Kvitova was the inaugural champion in Wuhan in 2014 and doubled up with another trophy in 2016. The Czech, though, had lost her only previous meeting with Krunic, as the Serb claimed a stunning upset in the third round of the US Open in 2014. However, Kvitova avenged that loss with the Wuhan win in one hour and 20 minutes.
"Definitely, I'm very satisfied how I played today," Kvitova told the press, after the match. "I lost to her the last time we played. She is playing a little bit unusual than the other players. I knew it will be difficult. But my serve helped me a lot today. I was very pleased with that. I think I really kept everything what I had to, played aggressive, but not too much risk."
"When you are coming somewhere where you know you played well before, it's always easier for the mind," Kvitova continued. The Czech star improved her lifetime Wuhan record to 13-2 after the victory over Krunic.
The high-octane game that brought Kvitova two Grand Slam titles and a career-high World No.2 ranking was in full effect, as the Czech grabbed hold of the match by slamming 34 winners, including 13 aces, which were countered by 32 unforced errors. Krunic had six winners to 10 unforced errors during the clash.
In the third round, Kvitova will take on Anastasia Pavlyuchenkova of Russia, who eliminated No.12 seed and last week's Seoul titlist Kiki Bertens of the Netherlands, 6-4, 6-2, earlier on Thursday.
Kvitova got off to a brilliant start, breaking Krunic for 2-0 and firing forehand winners for fun to hold for 3-0. Krunic held for 3-1 and had a chance to claim the break back in the following game after a double fault by the Czech queued up break point, but Kvitova found her way out of trouble, blasting an ace for 4-1.
Kvitova continued to play exceptional tennis, claiming a second break for a 5-1 lead after crushing a forehand crosscourt winner, which was set up by a scintillating forehand crosscourt return. Serving for the set, though, Kvitova played her worst game to date, as Krunic broke at love, wrapping up that game with a lovely backhand dropshot winner.
Krunic held for 5-3, putting the pressure squarely back on Kvitova, but this time, the two-time Wimbledon champion was up to the task. The Czech slammed a forehand winner to bring up triple set point, and closed out the opening set with an ace. Kvitova had 14 winners to Krunic’s five in the opening frame.
In the second set, both players held serve comfortably through 3-3. But in that game, Krunic found herself in danger on serve as Kvitova used deep backhands and powerful returns to reach double break point. The Czech then started misfiring on return to send the game back to deuce, but she clinched a third break point, and converted it with a forehand winner.
Now up a break, Kvitova rolled through the next game, holding serve at love and putting her one game away from victory.
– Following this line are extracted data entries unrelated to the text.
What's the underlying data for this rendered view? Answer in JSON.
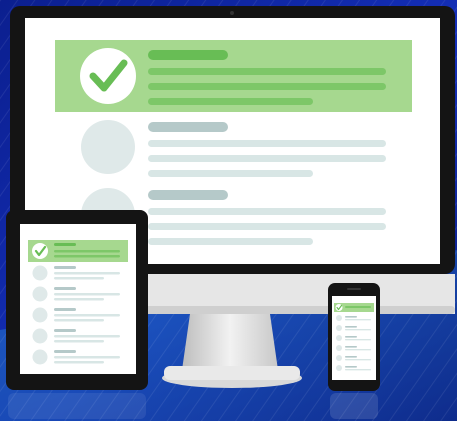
{
  "scene": {
    "colors": {
      "bg_dark": "#0a1a78",
      "bg_light": "#1f4bd6",
      "floor_light": "#2a8ad6",
      "bezel": "#141414",
      "screen": "#ffffff",
      "green_band": "#a6d88f",
      "green_bar": "#68bd55",
      "green_bar_light": "#80c96b",
      "row_circle": "#dfe9e9",
      "row_bar_dark": "#b5c9c9",
      "row_bar_light": "#d8e6e5",
      "stand": "#d6d6d6",
      "check": "#68bd55"
    },
    "icons": {
      "check": "check-circle-icon"
    }
  }
}
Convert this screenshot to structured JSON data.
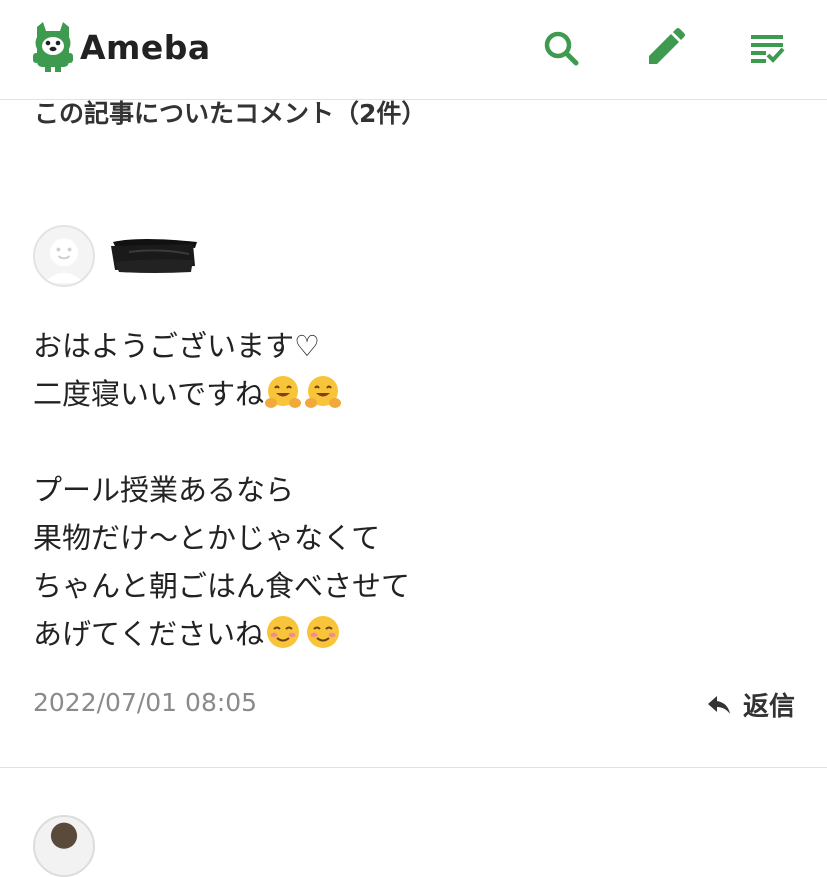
{
  "header": {
    "logo_text": "Ameba",
    "brand_color": "#3d9a4f",
    "icons": [
      "search-icon",
      "pencil-icon",
      "checklist-icon"
    ]
  },
  "comments_section": {
    "title": "この記事についたコメント（2件）"
  },
  "comments": [
    {
      "author": {
        "avatar": "default-avatar-icon",
        "name_redacted": true
      },
      "body_lines": [
        {
          "text": "おはようございます♡",
          "emoji": []
        },
        {
          "text": "二度寝いいですね",
          "emoji": [
            "hugging-face-emoji",
            "hugging-face-emoji"
          ]
        },
        {
          "text": "",
          "emoji": []
        },
        {
          "text": "プール授業あるなら",
          "emoji": []
        },
        {
          "text": "果物だけ〜とかじゃなくて",
          "emoji": []
        },
        {
          "text": "ちゃんと朝ごはん食べさせて",
          "emoji": []
        },
        {
          "text": "あげてくださいね",
          "emoji": [
            "smiling-face-emoji",
            "smiling-face-emoji"
          ]
        }
      ],
      "timestamp": "2022/07/01 08:05",
      "reply_label": "返信"
    }
  ]
}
Serving for the match at 5-4, the Czech saw her first two match points come and go after forehand miscues, but one huge serve brought up a third match point, and another huge serve converted it, sealing another third-round showing in Wuhan for the World No.5.
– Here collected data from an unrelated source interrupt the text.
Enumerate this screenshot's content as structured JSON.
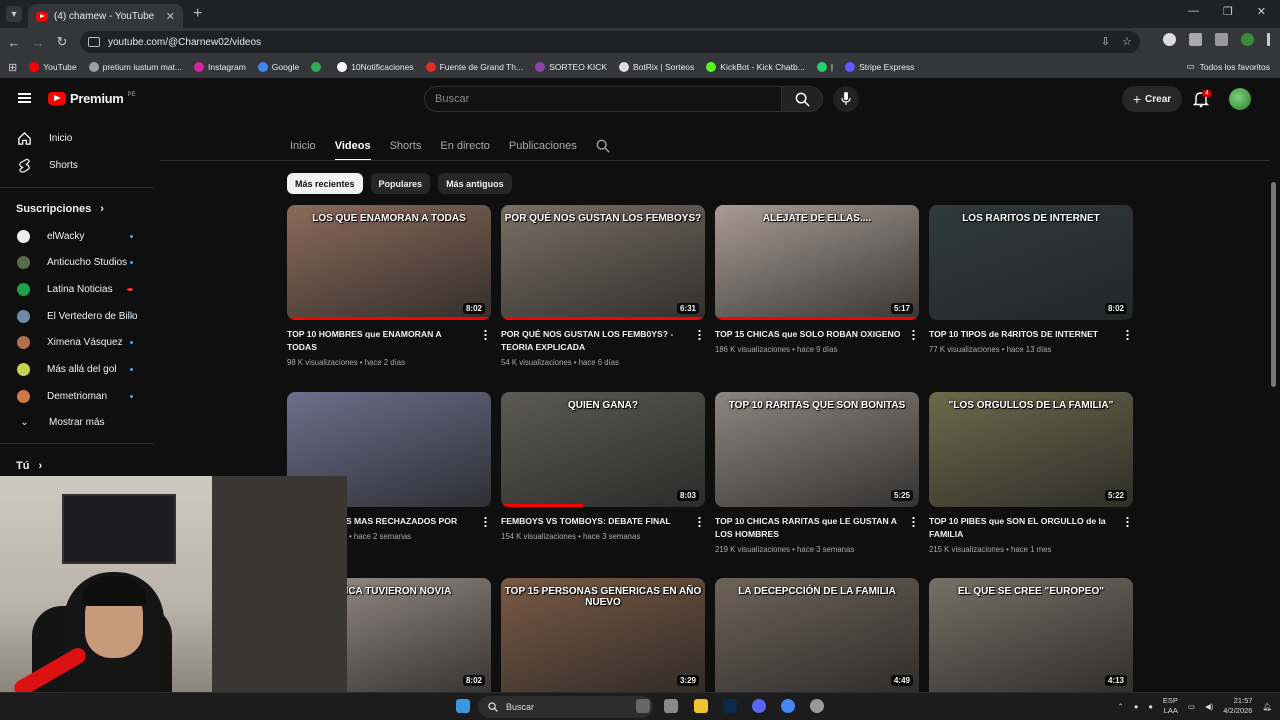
{
  "browser": {
    "tab_title": "(4) chamew - YouTube",
    "url": "youtube.com/@Charnew02/videos",
    "bookmarks": [
      {
        "label": "YouTube",
        "color": "#ff0000"
      },
      {
        "label": "pretium iustum mat...",
        "color": "#9aa0a6"
      },
      {
        "label": "Instagram",
        "color": "#d6249f"
      },
      {
        "label": "Google",
        "color": "#4285f4"
      },
      {
        "label": "",
        "color": "#34a853"
      },
      {
        "label": "10Notificaciones",
        "color": "#ffffff"
      },
      {
        "label": "Fuente de Grand Th...",
        "color": "#d93025"
      },
      {
        "label": "SORTEO KICK",
        "color": "#8e44ad"
      },
      {
        "label": "BotRix | Sorteos",
        "color": "#dddddd"
      },
      {
        "label": "KickBot - Kick Chatb...",
        "color": "#53fc18"
      },
      {
        "label": "|",
        "color": "#25d366"
      },
      {
        "label": "Stripe Express",
        "color": "#635bff"
      }
    ],
    "all_bookmarks": "Todos los favoritos"
  },
  "masthead": {
    "logo": "Premium",
    "region": "PE",
    "search_placeholder": "Buscar",
    "create_label": "Crear",
    "notifications": "4"
  },
  "sidebar": {
    "home": "Inicio",
    "shorts": "Shorts",
    "subscriptions_title": "Suscripciones",
    "subs": [
      {
        "name": "elWacky",
        "color": "#eeeeee"
      },
      {
        "name": "Anticucho Studios",
        "color": "#5a6b4a"
      },
      {
        "name": "Latina Noticias",
        "color": "#1fa34a"
      },
      {
        "name": "El Vertedero de Billo",
        "color": "#6f8aa7"
      },
      {
        "name": "Ximena Vásquez",
        "color": "#b07050"
      },
      {
        "name": "Más allá del gol",
        "color": "#c7d24a"
      },
      {
        "name": "Demetrioman",
        "color": "#d07a4a"
      }
    ],
    "show_more": "Mostrar más",
    "you": "Tú"
  },
  "channel_tabs": [
    "Inicio",
    "Videos",
    "Shorts",
    "En directo",
    "Publicaciones"
  ],
  "chips": [
    "Más recientes",
    "Populares",
    "Más antiguos"
  ],
  "videos": [
    {
      "caption": "LOS QUE ENAMORAN A TODAS",
      "duration": "8:02",
      "title": "TOP 10 HOMBRES que ENAMORAN A TODAS",
      "meta": "98 K visualizaciones • hace 2 días",
      "bg": "#8b6b5a",
      "progress": 1.0
    },
    {
      "caption": "POR QUÉ NOS GUSTAN LOS FEMBOYS?",
      "duration": "6:31",
      "title": "POR QUÉ NOS GUSTAN LOS FEMB0YS? - TEORIA EXPLICADA",
      "meta": "54 K visualizaciones • hace 6 días",
      "bg": "#7a6f63",
      "progress": 1.0
    },
    {
      "caption": "ALEJATE DE ELLAS....",
      "duration": "5:17",
      "title": "TOP 15 CHICAS que SOLO ROBAN OXIGENO",
      "meta": "186 K visualizaciones • hace 9 días",
      "bg": "#a89c93",
      "progress": 1.0
    },
    {
      "caption": "LOS RARITOS DE INTERNET",
      "duration": "8:02",
      "title": "TOP 10 TIPOS de R4RITOS DE INTERNET",
      "meta": "77 K visualizaciones • hace 13 días",
      "bg": "#2f3a3f",
      "progress": 0
    },
    {
      "caption": "",
      "duration": "",
      "title": "TOP 10 CHICAS MAS RECHAZADOS POR",
      "meta": "K visualizaciones • hace 2 semanas",
      "bg": "#6d6f8c",
      "progress": 0
    },
    {
      "caption": "QUIEN GANA?",
      "duration": "8:03",
      "title": "FEMBOYS VS TOMBOYS: DEBATE FINAL",
      "meta": "154 K visualizaciones • hace 3 semanas",
      "bg": "#5b5a55",
      "progress": 0.4
    },
    {
      "caption": "TOP 10 RARITAS QUE SON BONITAS",
      "duration": "5:25",
      "title": "TOP 10 CHICAS RARITAS que LE GUSTAN A LOS HOMBRES",
      "meta": "219 K visualizaciones • hace 3 semanas",
      "bg": "#8d8680",
      "progress": 0
    },
    {
      "caption": "\"LOS ORGULLOS DE LA FAMILIA\"",
      "duration": "5:22",
      "title": "TOP 10 PIBES que SON EL ORGULLO de la FAMILIA",
      "meta": "215 K visualizaciones • hace 1 mes",
      "bg": "#6c6a4b",
      "progress": 0
    },
    {
      "caption": "NUNCA TUVIERON NOVIA",
      "duration": "8:02",
      "title": "",
      "meta": "",
      "bg": "#9b8f88",
      "progress": 0
    },
    {
      "caption": "TOP 15 PERSONAS GENERICAS EN AÑO NUEVO",
      "duration": "3:29",
      "title": "",
      "meta": "",
      "bg": "#7a5a45",
      "progress": 0
    },
    {
      "caption": "LA DECEPCCIÓN DE LA FAMILIA",
      "duration": "4:49",
      "title": "",
      "meta": "",
      "bg": "#6e6358",
      "progress": 0
    },
    {
      "caption": "EL QUE SE CREE \"EUROPEO\"",
      "duration": "4:13",
      "title": "",
      "meta": "",
      "bg": "#757065",
      "progress": 0
    }
  ],
  "taskbar": {
    "search": "Buscar",
    "lang": "ESP",
    "lang2": "LAA",
    "time": "21:57",
    "date": "4/2/2026"
  }
}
"I do think the level of the players is pretty close," Kvitova said, when asked about the current depth on the WTA. "It really doesn't matter what kind of rank it is. In those matches, I think it's about one, two points sometimes when you have a breakpoint or you save the breakpoint or whatever. That's making differences in the end."
"I think that everyone is just getting fitter," Kvitova added. "They can play forever. It's just the small differences which you win or lose."